Corporate social responsibility's relationship with marketing and financial performance of agricultural companies: a case study in East Java, Indonesia
Abstract
Agricultural companies that produce utilitarian products must prioritize corporate social responsibility (CSR) efforts to uphold their reputation (Rep) and ensure long-term sustainability through superior performance. This study aims to examine the relationship between corporate responsibility and corporate financial and marketing performance, with differentiation strategy (Diff), firm size (FS), internationalization (Int), perceived external pressure (PEP), and altruism (Alt) acting as drivers of CSR initiatives. Employing a quantitative research approach, this study utilized the fuzzy inference system (FIS) to identify the predictive relationships between variables. Purposive sampling was employed to select five legally incorporated agricultural companies in East Java.
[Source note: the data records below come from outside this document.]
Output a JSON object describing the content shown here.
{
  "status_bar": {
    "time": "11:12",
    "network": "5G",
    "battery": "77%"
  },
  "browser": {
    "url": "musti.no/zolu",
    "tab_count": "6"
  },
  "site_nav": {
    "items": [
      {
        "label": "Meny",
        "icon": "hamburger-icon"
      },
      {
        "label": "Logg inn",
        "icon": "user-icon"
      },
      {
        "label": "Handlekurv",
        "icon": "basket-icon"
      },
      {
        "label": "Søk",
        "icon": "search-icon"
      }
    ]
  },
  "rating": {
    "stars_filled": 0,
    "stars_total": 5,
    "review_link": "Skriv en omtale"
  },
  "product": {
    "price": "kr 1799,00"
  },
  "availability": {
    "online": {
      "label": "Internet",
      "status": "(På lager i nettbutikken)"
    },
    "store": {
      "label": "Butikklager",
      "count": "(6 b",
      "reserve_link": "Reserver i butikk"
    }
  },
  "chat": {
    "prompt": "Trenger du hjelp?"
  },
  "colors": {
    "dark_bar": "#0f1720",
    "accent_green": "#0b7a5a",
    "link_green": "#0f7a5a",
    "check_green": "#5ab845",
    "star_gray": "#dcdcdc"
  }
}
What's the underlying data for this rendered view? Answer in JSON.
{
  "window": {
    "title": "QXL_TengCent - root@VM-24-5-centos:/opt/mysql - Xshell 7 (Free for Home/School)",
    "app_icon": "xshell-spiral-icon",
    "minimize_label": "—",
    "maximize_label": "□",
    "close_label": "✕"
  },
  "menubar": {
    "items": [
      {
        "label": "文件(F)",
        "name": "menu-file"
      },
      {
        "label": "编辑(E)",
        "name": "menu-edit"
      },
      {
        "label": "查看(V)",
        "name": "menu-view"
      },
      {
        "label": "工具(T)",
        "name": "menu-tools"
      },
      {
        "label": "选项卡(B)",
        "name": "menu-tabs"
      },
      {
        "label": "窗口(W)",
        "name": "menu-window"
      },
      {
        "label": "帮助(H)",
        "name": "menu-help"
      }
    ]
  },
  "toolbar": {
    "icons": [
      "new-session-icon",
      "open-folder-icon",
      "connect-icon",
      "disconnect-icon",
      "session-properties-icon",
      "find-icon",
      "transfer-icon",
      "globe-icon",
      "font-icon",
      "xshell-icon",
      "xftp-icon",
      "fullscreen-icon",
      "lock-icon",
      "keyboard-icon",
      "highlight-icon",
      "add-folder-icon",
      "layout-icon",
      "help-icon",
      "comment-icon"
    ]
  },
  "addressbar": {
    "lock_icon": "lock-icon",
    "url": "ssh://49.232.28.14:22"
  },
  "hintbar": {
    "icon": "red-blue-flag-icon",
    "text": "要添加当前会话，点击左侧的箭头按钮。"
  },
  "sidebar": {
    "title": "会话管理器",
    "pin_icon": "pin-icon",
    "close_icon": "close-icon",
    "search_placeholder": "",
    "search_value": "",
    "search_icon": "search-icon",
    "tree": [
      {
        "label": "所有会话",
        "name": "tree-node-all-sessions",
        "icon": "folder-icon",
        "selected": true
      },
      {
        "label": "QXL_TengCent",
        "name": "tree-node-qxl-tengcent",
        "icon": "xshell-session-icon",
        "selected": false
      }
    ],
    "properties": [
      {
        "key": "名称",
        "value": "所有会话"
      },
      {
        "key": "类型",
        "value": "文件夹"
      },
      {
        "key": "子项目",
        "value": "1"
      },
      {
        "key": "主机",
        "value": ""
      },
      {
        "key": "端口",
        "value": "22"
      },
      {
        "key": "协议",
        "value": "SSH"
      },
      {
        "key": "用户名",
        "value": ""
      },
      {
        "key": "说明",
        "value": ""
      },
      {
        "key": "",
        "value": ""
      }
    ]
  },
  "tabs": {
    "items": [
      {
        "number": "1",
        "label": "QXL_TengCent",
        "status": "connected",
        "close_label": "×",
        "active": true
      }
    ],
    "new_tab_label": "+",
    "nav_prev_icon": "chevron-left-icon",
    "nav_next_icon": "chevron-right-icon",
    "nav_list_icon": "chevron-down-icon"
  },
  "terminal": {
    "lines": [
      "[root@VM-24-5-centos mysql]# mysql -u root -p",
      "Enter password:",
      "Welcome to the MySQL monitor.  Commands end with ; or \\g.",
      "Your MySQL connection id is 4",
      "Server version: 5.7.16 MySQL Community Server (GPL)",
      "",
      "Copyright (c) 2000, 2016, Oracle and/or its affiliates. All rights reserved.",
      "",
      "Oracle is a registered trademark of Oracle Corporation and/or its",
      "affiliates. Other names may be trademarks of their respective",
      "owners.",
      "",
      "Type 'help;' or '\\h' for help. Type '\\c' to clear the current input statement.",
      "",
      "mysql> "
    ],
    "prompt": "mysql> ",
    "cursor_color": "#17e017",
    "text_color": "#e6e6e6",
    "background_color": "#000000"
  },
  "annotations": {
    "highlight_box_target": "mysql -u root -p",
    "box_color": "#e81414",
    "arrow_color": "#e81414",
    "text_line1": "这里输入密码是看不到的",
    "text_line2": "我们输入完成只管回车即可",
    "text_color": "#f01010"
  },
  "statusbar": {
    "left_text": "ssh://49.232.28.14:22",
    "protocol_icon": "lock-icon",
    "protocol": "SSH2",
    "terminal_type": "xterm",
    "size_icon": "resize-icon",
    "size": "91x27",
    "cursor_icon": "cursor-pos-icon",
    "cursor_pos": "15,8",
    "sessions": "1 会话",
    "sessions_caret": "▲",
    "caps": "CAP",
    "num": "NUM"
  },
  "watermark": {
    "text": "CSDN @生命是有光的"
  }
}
The findings indicated that, at specific value thresholds, Diff, FS, Int, PEP, or Alt could serve as drivers of CSR efforts and were associated with corporate financial performance (CFP) and corporate marketing performance (CMP) from the perspectives of CSR, Rep, and PEP. The FIS output models, aligned with the proposed hypotheses, demonstrated that certain values of these input variables positively influence the direction of the output variables. Therefore, company policymakers should carefully consider the value levels of these variables and strive to maintain them to enhance CSR efforts and improve financial and marketing performance effectively. These factors were vital for the sustainability of agricultural companies in East Java.